Genomic and multi-omics of malignant pleural mesothelioma using long-read sequencing

Abstract

Malignant pleural mesothelioma (MPM) is a rare and aggressive cancer characterised by extensive genomic instability and poor prognosis. It has a latency period of up to 40 years after exposure to asbestos. Although prior genomic studies have investigated MPM using short-read sequencing, the contribution of large-scale structural variations (SVs) to this malignancy is not yet fully understood. This thesis presents a comprehensive analysis of somatic SVs in MPM using Oxford Nanopore Technology (ONT) long-read whole genome sequencing (WGS), integrating epigenetic and transcriptomic data to elucidate the functional impact of these alterations.

Long-read WGS applied to MPM primary cell lines and tumour-matched normal samples revealed a wide spectrum of SVs, including large-scale deletion, and complex rearrangements, many of which were undetectable by short-read methods. Biallelic inactivation of driver tumour suppressor genes such as NF2, BAP1, and LATS2 was identified through compound events involving copy loss and structural disruption. This biallelic inactivation of significant mutant genes in MPM was identified by both short-read and long-read WGS. Additionally, novel SVs affecting known cancer-related genes, such as WEE1, GPC6, and PRKN, and retrotransposon insertions mediating the loss of MPM driver genes such as BAP1 and CDKN2A were characterised.

Integration with transcriptomic and methylome data demonstrated that SVs, promoter hypermethylation, and gene dosage alteration jointly influence gene expression. Notably, WEE1 and GPC6 overexpression were significantly associated with reduced survival in MPM from TCGA data, supporting these genes’ potential as prognostic biomarkers.

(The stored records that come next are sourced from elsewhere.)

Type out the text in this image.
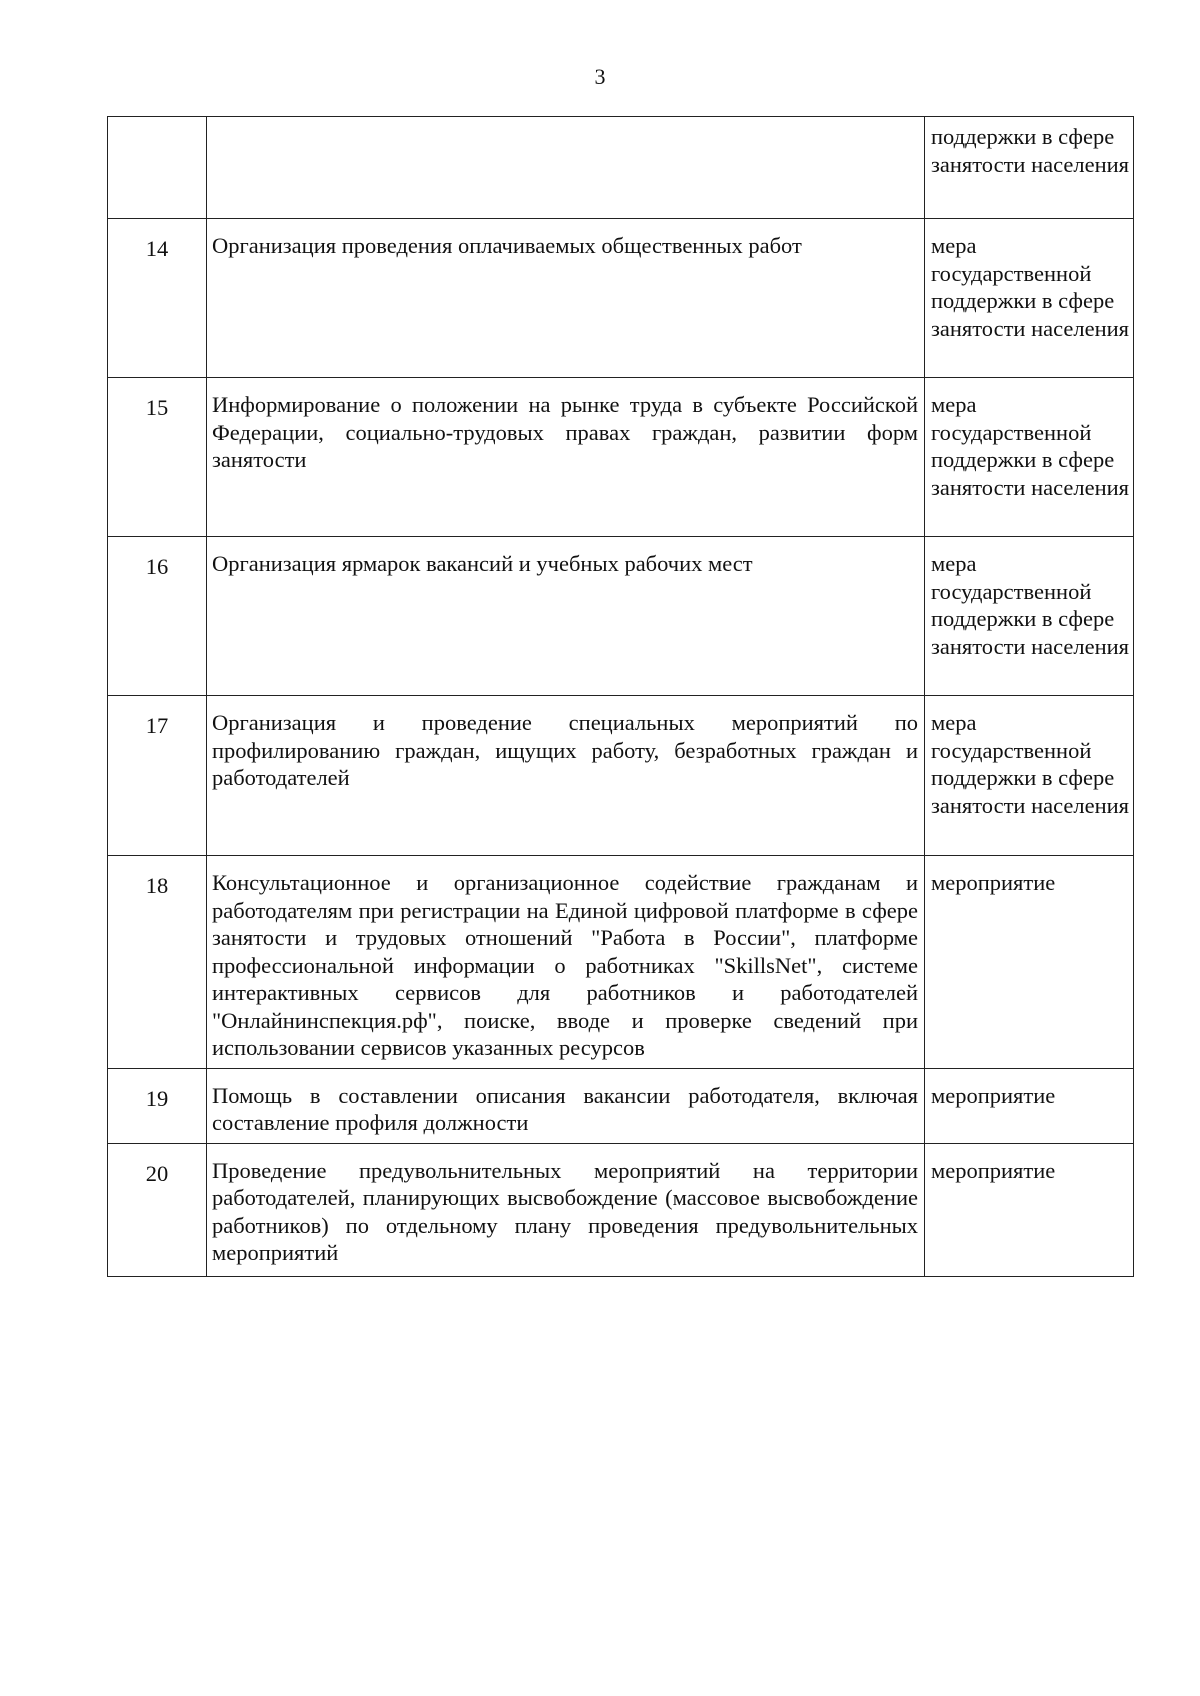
3
		поддержки в сфере занятости населения
14	Организация проведения оплачиваемых общественных работ	мера государственной поддержки в сфере занятости населения
15	Информирование о положении на рынке труда в субъекте Российской Федерации, социально-трудовых правах граждан, развитии форм занятости	мера государственной поддержки в сфере занятости населения
16	Организация ярмарок вакансий и учебных рабочих мест	мера государственной поддержки в сфере занятости населения
17	Организация и проведение специальных мероприятий по профилированию граждан, ищущих работу, безработных граждан и работодателей	мера государственной поддержки в сфере занятости населения
18	Консультационное и организационное содействие гражданам и работодателям при регистрации на Единой цифровой платформе в сфере занятости и трудовых отношений "Работа в России", платформе профессиональной информации о работниках "SkillsNet", системе интерактивных сервисов для работников и работодателей "Онлайнинспекция.рф", поиске, вводе и проверке сведений при использовании сервисов указанных ресурсов	мероприятие
19	Помощь в составлении описания вакансии работодателя, включая составление профиля должности	мероприятие
20	Проведение предувольнительных мероприятий на территории работодателей, планирующих высвобождение (массовое высвобождение работников) по отдельному плану проведения предувольнительных мероприятий	мероприятие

Thus, this work presents the utility of long-read sequencing in resolving the complex and novel SV landscape of MPM and provides new insights into tumour evolution, gene regulation, and clinical stratification. The findings establish a foundation for future research into the timing of somatic events, the role of transposable elements, and the development of SV-based biomarkers and therapeutic targets in MPM.